Perdita del potere d’acquisto – Aumentano i redditi ma non abbastanza da compensare la perdita di potere d’acquisto dovuta all’inflazione. È quanto si legge ancora nel rapporto annuale. La variazione della retribuzione media giornaliera complessiva rispetto al 2019 – calcola l’Inps – è pari al +6,6%, “allineata per costruzione a quella annuale per i dipendenti full year (sempre 6,6% per i full time e 6,8% per i part time); per quanto riguarda i dipendenti part year, sia full time che part time, leggermente maggiore (rispettivamente +6,9% e +7,3%) della media giornaliera generale (+6,6%) ma inferiore alla dinamica annuale per i medesimi gruppi, per effetto evidentemente di cambiamenti positivi nella composizione di questi gruppi di lavoratori per continuità e intensità (aumentate)”. Al netto di tutti i possibili distinguo il dato essenziale “è quello di un incremento della retribuzione media tra il 2019 e il 2023” pari al 6,8%. Tuttavia, questo incremento dei redditi e delle retribuzioni non è stato “tale da compensare pienamente la perdita di potere d’acquisto conseguente alla recrudescenza del fenomeno inflattivo verificatasi negli ultimi anni”, spiega l’Inps.

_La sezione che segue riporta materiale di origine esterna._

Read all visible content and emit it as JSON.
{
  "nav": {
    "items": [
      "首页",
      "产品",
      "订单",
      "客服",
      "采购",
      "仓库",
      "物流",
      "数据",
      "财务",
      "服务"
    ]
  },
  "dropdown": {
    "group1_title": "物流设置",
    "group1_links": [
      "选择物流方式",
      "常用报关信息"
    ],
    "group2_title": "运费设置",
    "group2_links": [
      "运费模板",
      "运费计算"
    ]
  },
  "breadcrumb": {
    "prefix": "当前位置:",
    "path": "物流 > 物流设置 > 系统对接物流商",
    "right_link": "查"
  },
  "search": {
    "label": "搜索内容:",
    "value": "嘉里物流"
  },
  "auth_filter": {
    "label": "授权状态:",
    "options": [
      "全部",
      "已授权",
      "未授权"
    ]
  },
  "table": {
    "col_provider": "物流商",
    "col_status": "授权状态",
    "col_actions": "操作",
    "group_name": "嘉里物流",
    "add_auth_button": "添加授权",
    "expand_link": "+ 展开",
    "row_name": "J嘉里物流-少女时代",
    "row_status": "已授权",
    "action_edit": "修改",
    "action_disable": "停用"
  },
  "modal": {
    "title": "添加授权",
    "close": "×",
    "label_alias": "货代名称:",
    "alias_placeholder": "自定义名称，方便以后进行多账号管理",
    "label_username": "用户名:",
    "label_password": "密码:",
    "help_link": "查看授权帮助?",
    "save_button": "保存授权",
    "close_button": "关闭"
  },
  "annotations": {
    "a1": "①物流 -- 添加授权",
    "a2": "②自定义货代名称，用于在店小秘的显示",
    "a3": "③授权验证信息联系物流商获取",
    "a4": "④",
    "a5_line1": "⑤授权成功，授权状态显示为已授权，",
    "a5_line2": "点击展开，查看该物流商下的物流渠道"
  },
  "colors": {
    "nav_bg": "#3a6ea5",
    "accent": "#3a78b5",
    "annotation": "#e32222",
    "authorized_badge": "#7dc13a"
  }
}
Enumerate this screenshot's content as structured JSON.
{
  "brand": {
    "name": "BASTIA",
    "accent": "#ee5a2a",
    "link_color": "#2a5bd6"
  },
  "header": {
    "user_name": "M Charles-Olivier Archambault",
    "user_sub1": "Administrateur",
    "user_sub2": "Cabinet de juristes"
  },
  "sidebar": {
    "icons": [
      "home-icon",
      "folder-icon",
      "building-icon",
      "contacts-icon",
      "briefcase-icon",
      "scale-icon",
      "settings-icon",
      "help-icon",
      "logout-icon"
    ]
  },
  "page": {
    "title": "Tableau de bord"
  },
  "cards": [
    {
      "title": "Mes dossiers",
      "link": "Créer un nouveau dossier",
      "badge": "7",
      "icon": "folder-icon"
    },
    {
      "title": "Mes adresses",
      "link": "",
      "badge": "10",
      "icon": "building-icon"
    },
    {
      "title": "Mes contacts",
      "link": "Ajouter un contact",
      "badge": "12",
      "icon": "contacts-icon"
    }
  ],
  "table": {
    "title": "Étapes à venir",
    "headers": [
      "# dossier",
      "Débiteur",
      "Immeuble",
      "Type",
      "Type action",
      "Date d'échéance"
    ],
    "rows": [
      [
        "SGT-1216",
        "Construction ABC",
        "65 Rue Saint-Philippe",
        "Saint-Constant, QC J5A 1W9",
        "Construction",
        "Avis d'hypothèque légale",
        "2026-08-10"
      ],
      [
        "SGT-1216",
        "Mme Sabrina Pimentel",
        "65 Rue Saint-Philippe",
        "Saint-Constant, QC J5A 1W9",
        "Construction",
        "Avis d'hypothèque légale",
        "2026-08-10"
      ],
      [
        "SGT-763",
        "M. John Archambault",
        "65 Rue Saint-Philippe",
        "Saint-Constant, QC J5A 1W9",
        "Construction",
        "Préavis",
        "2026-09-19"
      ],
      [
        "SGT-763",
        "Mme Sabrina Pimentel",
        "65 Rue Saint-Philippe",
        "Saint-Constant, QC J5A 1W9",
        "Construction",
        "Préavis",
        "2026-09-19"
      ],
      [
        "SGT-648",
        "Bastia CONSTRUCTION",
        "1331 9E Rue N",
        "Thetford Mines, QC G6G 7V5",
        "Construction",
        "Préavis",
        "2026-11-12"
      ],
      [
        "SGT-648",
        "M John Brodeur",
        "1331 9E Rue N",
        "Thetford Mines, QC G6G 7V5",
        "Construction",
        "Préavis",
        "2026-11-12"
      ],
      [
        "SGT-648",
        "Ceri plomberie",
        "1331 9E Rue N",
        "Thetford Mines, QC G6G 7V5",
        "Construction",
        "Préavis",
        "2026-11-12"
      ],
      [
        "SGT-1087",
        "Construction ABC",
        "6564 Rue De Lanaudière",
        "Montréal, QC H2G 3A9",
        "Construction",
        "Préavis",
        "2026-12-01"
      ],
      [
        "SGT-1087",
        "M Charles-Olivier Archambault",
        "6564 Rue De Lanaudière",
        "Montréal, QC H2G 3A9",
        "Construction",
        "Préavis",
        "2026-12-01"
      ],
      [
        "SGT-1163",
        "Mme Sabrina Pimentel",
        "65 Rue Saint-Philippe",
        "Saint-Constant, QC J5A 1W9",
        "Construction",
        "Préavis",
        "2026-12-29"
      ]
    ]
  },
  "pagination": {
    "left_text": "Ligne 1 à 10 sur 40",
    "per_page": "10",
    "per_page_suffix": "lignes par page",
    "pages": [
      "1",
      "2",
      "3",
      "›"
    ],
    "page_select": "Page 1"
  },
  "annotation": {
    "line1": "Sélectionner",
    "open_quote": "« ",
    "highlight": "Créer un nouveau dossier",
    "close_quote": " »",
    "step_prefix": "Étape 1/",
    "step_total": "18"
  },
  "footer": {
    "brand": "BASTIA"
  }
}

La pensione media uomini superiore 35% a quella donne – Al 31 dicembre 2023 i pensionati erano circa 16,2 milioni, di cui 7,8 milioni di maschi e 8,4 milioni di femmine per un importo lordo complessivo delle pensioni erogate di 347 miliardi di euro. Emerge, inoltre, che il reddito medio da pensione per gli uomini è superiore del 35% di quello delle donne. “Sebbene rappresentino la quota maggioritaria sul totale dei pensionati (il 52%), si legge, le donne percepivano il 44% dei redditi pensionistici, ovvero 153 miliardi di euro contro i 194 miliardi dei maschi. L’importo medio mensile dei redditi pensionistici percepiti dagli uomini era superiore a quello delle donne di circa il 35%. Per gli uomini il reddito da pensione è in media di 2.056,91 euro mentre per le donne è di1.524,35 euro. Le retribuzioni femminili ritornano al livello a cui si assestavano prima della maternità solo dopo 5 anni dalla nascita del figlio. Con la nascita di un figlio sale la probabilità di uscita dal lavoro per la donna e si riduce perl’uomo. Lo scrive l’Inps nel suo Rapporto annuale spiegando che prima della nascita di un figlio la probabilità di uscita dal lavoro è simile per uomini e donne con l’8,5%-9% per i primi e il 10,5%-11%% per le seconde mentre nell’anno di nascita la percentuale sale al 18% per le donne e scende all’8% per gli uomini. A sette anni dalla nascita del figlio la probabilità di uscita dal lavoro è del 5% per gli uomini e del 10% per le donne. La nascita persa anche sui redditi con le donne che perdono il 16% dei redditi se hanno il congedo di maternità e il 76% dei redditi se non possono contare su questo ammortizzatore. La nascita di un figlio non incide negativamente sui reddito degli uomini che anzi a 7 anni dalla nascita di un figlio contano in media su un incremento del reddito di circa il 50%.
Aumentano i lavoratori – Nel 2023 i lavoratori iscritti all’Inps con almeno una settimana di contributi sono stati 26,6 milioni, oltre 1,08 milioni in più del 2019. L’Inps che segnala come la differenza rispetto all’Istat dipenda dal fatto che l’Istituto di statistica faccia un’indagine campionaria mentre l’Inps dà un dato di flusso annuo. Le settimane lavorate in media nel 2023 per ogni assicurato sono state 43,1 a fronte delle 42,9 medie del 2019. Hanno trainato l’aumento i dipendenti privati a tempo indeterminato mentre si sono ridotti gli autonomi. Si registrano 540mila lavoratori in più nati in Paesi extra Ue.